From an execution and stability perspective, the relevance of borrowing a certain page as memory becomes scarce is not important. On the other hand, from a performance perspective, which page to borrow and when to borrow it is paramount. The procedure that determines which page to evict from the main memory subsystem is referred to as the replacement policy. As an example, the least recently used (LRU) approach analyzes the past behavior and selects the page that has not been accessed for the longest period of time. Even though LRU could be implemented as a page replacement algorithm, it is not practical. This approach would require updating a data structure on every access to main memory, generating a rather significant overhead. In practice, most UNIX operating systems utilize variations of lower overhead replacement polices such as not recently used (NRU); Linux relies on an LRU-based approach. In a Linux environment, the page replacement mechanism is complicated by the fact that the kernel may utilize a variable amount of nonpageable memory. As an example, file data is stored in the buffer cache, which can grow and shrink in a dynamic fashion. When the kernel has to allocate a new page frame, the system is faced with two options: it can borrow a page from the kernel or steal a page from a process. In other words, the kernel has to implement not just a replacement policy, but also a memory balancing policy that determines how much memory is utilized for kernel buffers and how much is used to back virtual pages.

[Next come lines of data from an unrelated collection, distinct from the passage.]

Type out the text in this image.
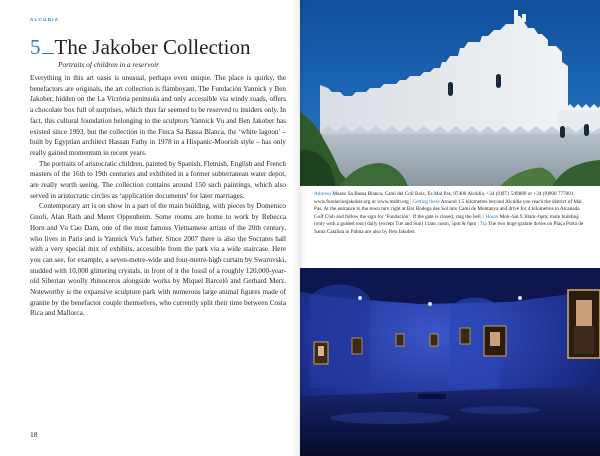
ALCÚDIA
5 The Jakober Collection
Portraits of children in a reservoir

Everything in this art oasis is unusual, perhaps even unique. The place is quirky, the benefactors are originals, the art collection is flamboyant. The Fundación Yannick y Ben Jakober, hidden on the La Victòria peninsula and only accessible via windy roads, offers a chocolate box full of surprises, which thus far seemed to be reserved to insiders only. In fact, this cultural foundation belonging to the sculptors Yannick Vu and Ben Jakober has existed since 1993, but the collection in the Finca Sa Bassa Blanca, the ‘white lagoon’ – built by Egyptian architect Hassan Fathy in 1978 in a Hispanic-Moorish style – has only really gained momentum in recent years.

The portraits of aristocratic children, painted by Spanish, Flemish, English and French masters of the 16th to 19th centuries and exhibited in a former subterranean water depot, are really worth seeing. The collection contains around 150 such paintings, which also served in aristocratic circles as ‘application documents’ for later marriages.

Contemporary art is on show in a part of the main building, with pieces by Domenico Gnoli, Alan Rath and Meret Oppenheim. Some rooms are home to work by Rebecca Horn and Vu Cao Dam, one of the most famous Vietnamese artists of the 20th century, who lives in Paris and is Yannick Vu’s father. Since 2007 there is also the Socrates hall with a very special mix of exhibits, accessible from the park via a wide staircase. Here you can see, for example, a seven-metre-wide and four-metre-high curtain by Swarovski, studded with 10,000 glittering crystals, in front of it the fossil of a roughly 120,000-year-old Siberian woolly rhinoceros alongside works by Miquel Barceló and Gerhard Merz. Noteworthy is the expansive sculpture park with numerous large animal figures made of granite by the benefactor couple themselves, who currently split their time between Costa Rica and Mallorca.

18
Address Museo Sa Bassa Blanca, Camí del Coll Baix, Es Mal Pas, 07400 Alcúdia, +34 (0)971 549880 or +34 (0)900 777001, www.fundacionjakober.org or www.msbb.org | Getting there Around 1.5 kilometres beyond Alcúdia you reach the district of Mal Pas. At the entrance to the town turn right at Bar Bodega des Sol into Camí de Muntanya and drive for 4 kilometres to Alcanada Golf Club and follow the sign for ‘Fundación’. If the gate is closed, ring the bell. | Hours Mon–Sat 9.30am–6pm; main building (only with a guided tour) daily (except Tue and Sun) 11am, noon, 5pm & 6pm | Tip The two huge granite doves on Plaça Porta de Santa Catalina in Palma are also by Ben Jakober.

Page Replacement and Memory Balancing

The combination of page replacement and memory balancing represents a daunting task where there is no clear and perfect solution. Consequently, the Linux kernel uses a variety of procedures that tend to work well in practice. From an implementation perspective, the Linux kernel requires, from the platform-specific portion of the system, 2 extra bits in each page-table entry; they are known as the access and dirty bits. The access bit indicates whether the page has been accessed since the access bit was last cleared; the dirty bit indicates whether the page has been modified since it was last paged in. Linux utilizes the kswapd thread to periodically inspect these 2 bits. After inspection, kswapd clears the access bit. If kswapd detects that the kernel is running into a low-memory situation, it starts to proactively page out memory that has not been used recently. If a page's dirty bit is set, it is necessary to write the page to disk before the page frame can be freed. Because this represents a relatively costly exercise, kswapd prefers to free pages whose access and dirty bits are cleared (set to 0). By definition, such pages have not been accessed recently and do not have to be written back to disk before the page frame is freed; therefore, they can be reclaimed at a low performance cost.

Although systems vary as to how they manage physical pages, Linux uses the three-level page table in its architecture. These page tables can be used to convert virtual addresses to physical addresses and vice versa.